The results support the graphical interpretation from part A. The random plot is helpful to show just how substantial the seasonal pattern actually is.

D

gas %>%
  model(classical_decomposition(Gas,type="multiplicative")) %>%
  components() %>%
  select(season_adjust) %>%
  autoplot()
## Plot variable not specified, automatically selected `.vars = season_adjust`

When adjusted for seasonality, we see a relatively steady increase in gas production.

E

gas$Gas[10] <- gas$Gas[10] + 300

gas %>%
  model(classical_decomposition(Gas,type="multiplicative")) %>%
  components() %>%
  select(season_adjust) %>%
  autoplot()
## Plot variable not specified, automatically selected `.vars = season_adjust`

When an outlier is introduced into the time series, the seasonally adjusted data becomes intensely skewed. From this exercise, it is clear to see that outliers make seasonal adjustment difficult.

F

gas$Gas[10] <- gas$Gas[10] - 300
gas$Gas[19] <- gas$Gas[19] + 300

gas %>%
  model(classical_decomposition(Gas,type="multiplicative")) %>%
  components() %>%
  select(season_adjust) %>%
  autoplot()
## Plot variable not specified, automatically selected `.vars = season_adjust`

When shifted towards the end of the series, the outlier does allow for the slow growth to show in the data points from before the outlier, but it is difficult to see from the plot, as the outlier changes the scale of the plot completely.

Question 3.8

Recall your retail time series data (from Exercise 8 in Section 2.10). Decompose the series using X-11. Does it reveal any outliers, or unusual features that you had not noticed previously?

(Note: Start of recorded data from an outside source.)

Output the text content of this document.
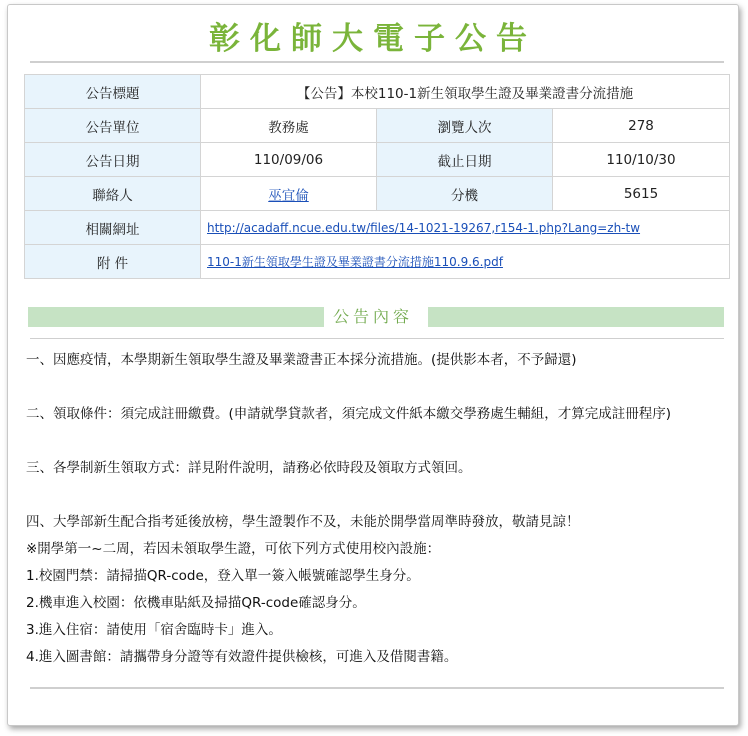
彰化師大電子公告
公告標題	【公告】本校110-1新生領取學生證及畢業證書分流措施		
公告單位	教務處	瀏覽人次	278
公告日期	110/09/06	截止日期	110/10/30
聯絡人	巫宜倫	分機	5615
相關網址	http://acadaff.ncue.edu.tw/files/14-1021-19267,r154-1.php?Lang=zh-tw		
附 件	110-1新生領取學生證及畢業證書分流措施110.9.6.pdf		
公告內容

一、因應疫情，本學期新生領取學生證及畢業證書正本採分流措施。(提供影本者，不予歸還)

二、領取條件：須完成註冊繳費。(申請就學貸款者，須完成文件紙本繳交學務處生輔組，才算完成註冊程序)

三、各學制新生領取方式：詳見附件說明，請務必依時段及領取方式領回。

四、大學部新生配合指考延後放榜，學生證製作不及，未能於開學當周準時發放，敬請見諒！

※開學第一~二周，若因未領取學生證，可依下列方式使用校內設施：

1.校園門禁：請掃描QR-code，登入單一簽入帳號確認學生身分。

2.機車進入校園：依機車貼紙及掃描QR-code確認身分。

3.進入住宿：請使用「宿舍臨時卡」進入。

4.進入圖書館：請攜帶身分證等有效證件提供檢核，可進入及借閱書籍。
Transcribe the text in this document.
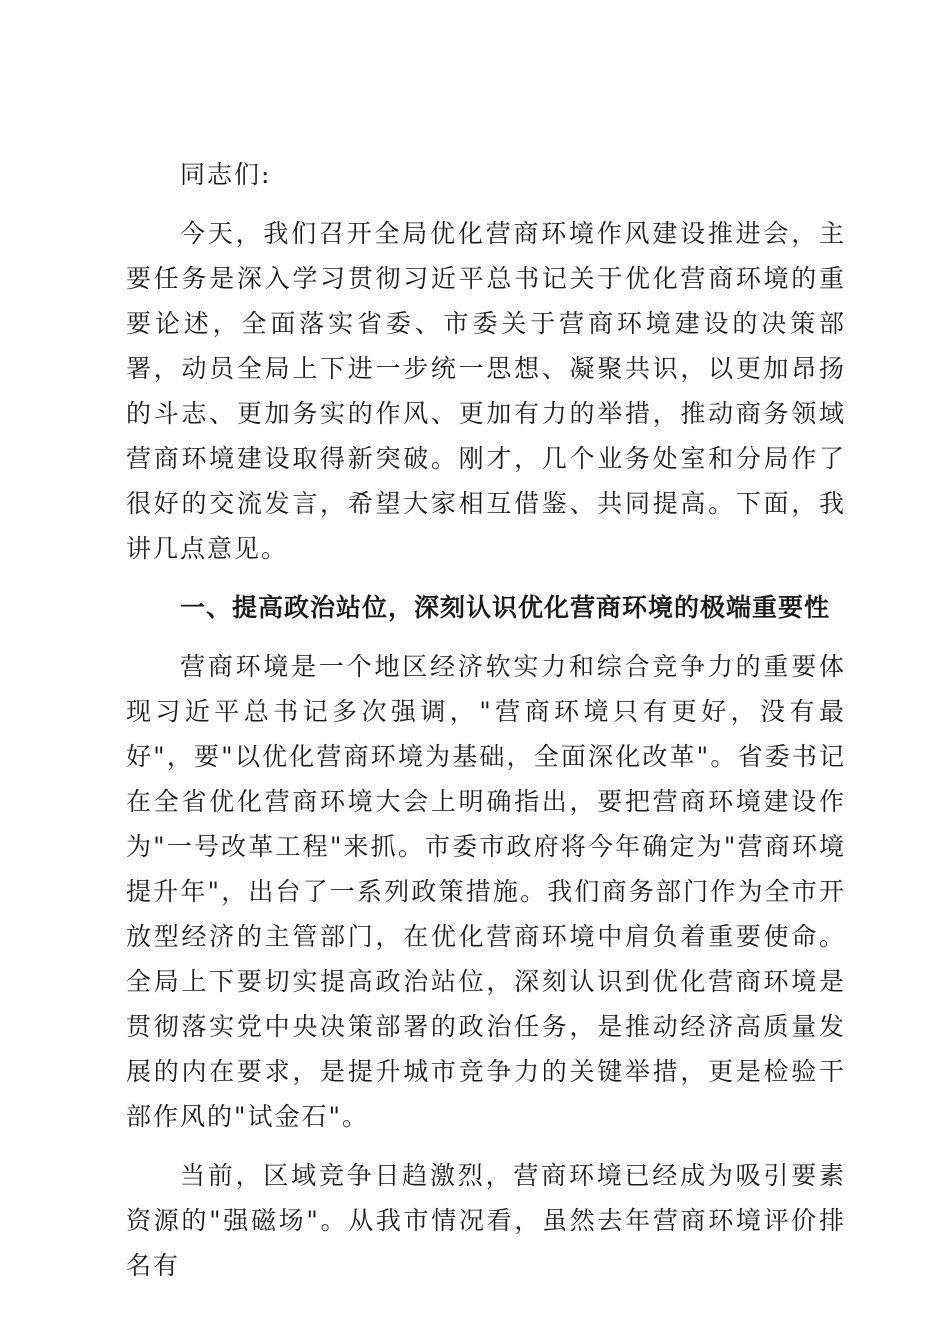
同志们:

今天，我们召开全局优化营商环境作风建设推进会，主要任务是深入学习贯彻习近平总书记关于优化营商环境的重要论述，全面落实省委、市委关于营商环境建设的决策部署，动员全局上下进一步统一思想、凝聚共识，以更加昂扬的斗志、更加务实的作风、更加有力的举措，推动商务领域营商环境建设取得新突破。刚才，几个业务处室和分局作了很好的交流发言，希望大家相互借鉴、共同提高。下面，我讲几点意见。

一、提高政治站位，深刻认识优化营商环境的极端重要性

营商环境是一个地区经济软实力和综合竞争力的重要体现习近平总书记多次强调，"营商环境只有更好，没有最好"，要"以优化营商环境为基础，全面深化改革"。省委书记在全省优化营商环境大会上明确指出，要把营商环境建设作为"一号改革工程"来抓。市委市政府将今年确定为"营商环境提升年"，出台了一系列政策措施。我们商务部门作为全市开放型经济的主管部门，在优化营商环境中肩负着重要使命。全局上下要切实提高政治站位，深刻认识到优化营商环境是贯彻落实党中央决策部署的政治任务，是推动经济高质量发展的内在要求，是提升城市竞争力的关键举措，更是检验干部作风的"试金石"。

当前，区域竞争日趋激烈，营商环境已经成为吸引要素资源的"强磁场"。从我市情况看，虽然去年营商环境评价排名有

From Chapter 2 Question 8:

set.seed(34)

aus_retail_series <- aus_retail %>%
  filter(`Series ID` == sample(aus_retail$`Series ID`,1))

autoplot(aus_retail_series)
## Plot variable not specified, automatically selected `.vars = Turnover`

gg_season(aus_retail_series)
## Plot variable not specified, automatically selected `y = Turnover`

gg_subseries(aus_retail_series)
## Plot variable not specified, automatically selected `y = Turnover`

gg_lag(aus_retail_series)
## Plot variable not specified, automatically selected `y = Turnover`

aus_retail_series %>%
  ACF(Turnover) %>%
  autoplot()

library(seasonal)
## 
## Attaching package: 'seasonal'
## The following object is masked from 'package:tibble':
## 
##     view
x11_retail <- aus_retail_series %>%
  model(x11 = X_13ARIMA_SEATS(Turnover ~ x11())) %>%
  components()
autoplot(x11_retail)

The X-11 decomposed plot shows a much more prominent seasonality than the original plots. There is more variability in the middle of the “irregular” plot, and there is another spike just after 2010. The turnover shows a seasonal, yet consistent increase.

Question 3.9

Figures 3.19 and 3.20 show the result of decomposing the number of persons in the civilian labour force in Australia each month from February 1978 to August 1995.

Write about 3–5 sentences describing the results of the decomposition. Pay particular attention to the scales of the graphs in making your interpretation. Is the recession of 1991/1992 visible in the estimated components?

Response

The decomposition reveals that there is an immense increase and subsequent decrease in the labor force in December and January, respectively. This is consistent throughout all of the years in the plot. It is also revealed that there is a large decline in the labor force in August. The labor force drops from July to August, and it rebounds consistently in September. The monthly decomposition is especially useful for visualizing the data because it highlights the labor force population in each month for each year, which is valuable for being able to identify patterns in each month.

The recession of 1991/1992 is perhaps evidenced in the uncharacteristic decline in the labor force in the March plot specifically. A steep increase was followed by a steep decline in the labor force. The remainder plot in the STL decomposition makes the recession painfully obvious to see. The recession is not obvious in the value, trend, or season_year plots.